HSBC’s long-term Asian bet is proving an uphill struggle
CEO John Flint received a lukewarm reception earlier this year when he said he planned to invest $17bn to build HSBC’s presence in the region and improve technology
Hong Kong/London — HSBC is struggling to produce any significant revenue growth from its long-term bet on Asian markets.
Second-quarter adjusted revenue advanced 2% from a year earlier to $13.7bn, HSBC said on Monday. That was below the average estimate among three analysts surveyed by Bloomberg.
Costs, meanwhile, increased 7% as CEO John Flint stepped up investments in areas such as technology.
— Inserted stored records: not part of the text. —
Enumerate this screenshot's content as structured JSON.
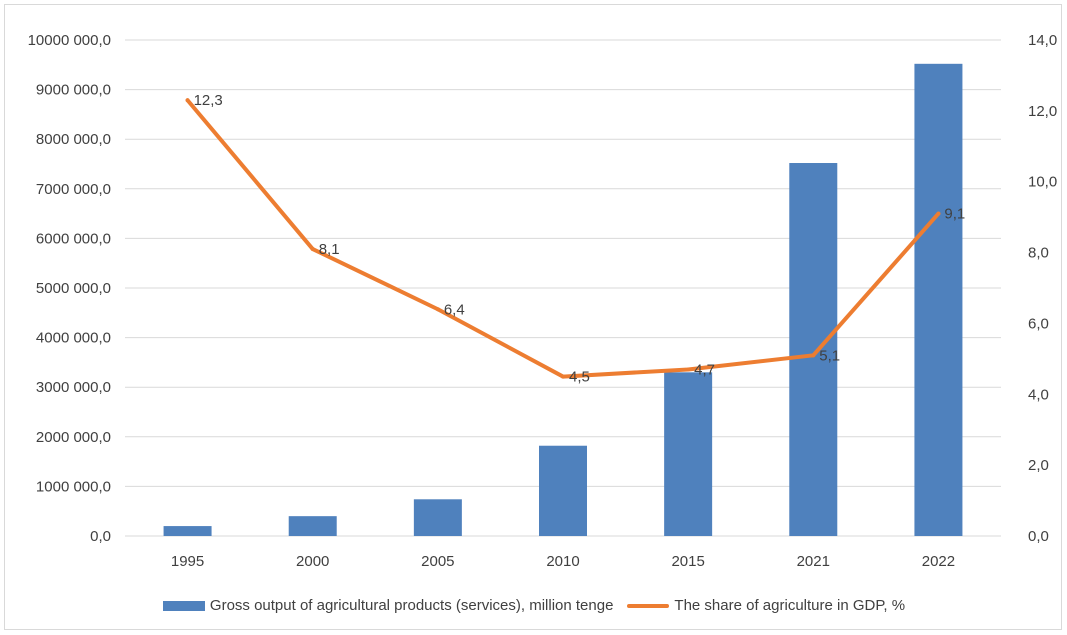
{
  "colors": {
    "bar": "#4f81bd",
    "line": "#ed7d31",
    "grid": "#d9d9d9",
    "text": "#404040"
  },
  "chart_data": {
    "type": "bar",
    "title": "",
    "categories": [
      "1995",
      "2000",
      "2005",
      "2010",
      "2015",
      "2021",
      "2022"
    ],
    "series": [
      {
        "name": "Gross output of agricultural products (services), million tenge",
        "type": "bar",
        "axis": "left",
        "values": [
          200000,
          400000,
          740000,
          1820000,
          3300000,
          7520000,
          9520000
        ]
      },
      {
        "name": "The share of agriculture in GDP, %",
        "type": "line",
        "axis": "right",
        "values": [
          12.3,
          8.1,
          6.4,
          4.5,
          4.7,
          5.1,
          9.1
        ],
        "data_labels": [
          "12,3",
          "8,1",
          "6,4",
          "4,5",
          "4,7",
          "5,1",
          "9,1"
        ]
      }
    ],
    "y_left": {
      "ylim": [
        0,
        10000000
      ],
      "tick_labels": [
        "0,0",
        "1000 000,0",
        "2000 000,0",
        "3000 000,0",
        "4000 000,0",
        "5000 000,0",
        "6000 000,0",
        "7000 000,0",
        "8000 000,0",
        "9000 000,0",
        "10000 000,0"
      ]
    },
    "y_right": {
      "ylim": [
        0,
        14
      ],
      "tick_labels": [
        "0,0",
        "2,0",
        "4,0",
        "6,0",
        "8,0",
        "10,0",
        "12,0",
        "14,0"
      ]
    },
    "grid": true,
    "legend_position": "bottom"
  }
}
The shares gave up some earlier gains after the results were announced.
Flint, promoted to CEO in February, plans to grow the global behemoth by expanding in key Asian markets including China and establishing the lender as a top-tier wealth manager.
Flint’s plan earlier this year to invest $17bn to build its presence in the region and improving technology was met with a lukewarm reception, amid concern about how long cost growth would outpace revenue and hold back the dividend.
HSBC shares were up 0.5% at 1.37pm in Hong Kong, after rising 1.5% ahead of the midday trading break. The stock has slipped 9% this year.
Like UK rival Standard Chartered, HSBC has struggled to consistently deliver revenue gains that outpace cost increases — what analysts refer to as positive jaws.
Still, Flint expressed optimism that revenue gains will pick up, allowing HSBC to fulfil a promise to deliver positive jaws for the full year.
HSBC’s net interest margin, a measure of loan profitability, rose three basis points to 1.66% in the first half from the previous six months, led by gains in Asia. The region accounted for two-thirds of adjusted pretax profit in the first half.
"The significant benefit we have this year is the balance sheet has grown and net interest margin is expanding," Flint said in a phone interview on Monday.
"Both factors give us confidence that the net interest income for the group should continue to grow through the second half of the year."
Jefferies analysts led by Joseph Dickerson took a more cautious view, calling the 2% group-level revenue growth "paltry" and saying in a note that the stock was "likely to be in a holding pattern until evidence of delivery on operating leverage".
HSBC has defended the increased investments and costs as necessary to exploit Asia’s growth potential, and that of China in particular.
Finance director Iain Mackay said in an interview with Bloomberg Television that costs were "absolutely in line" with where the company expected to be, and HSBC was being deliberate about investing in areas where it expects growth.
"We are sitting in a pretty sensible place," he said.
Pretax profit on an adjusted basis was $6.11bn, slightly ahead of the $6.05bn average estimate of analysts surveyed by HSBC.
The company announced a second-quarter interim dividend of 10c per share. HSBC also announced a $765m penalty in the US over a probe of residential mortgage-backed securities.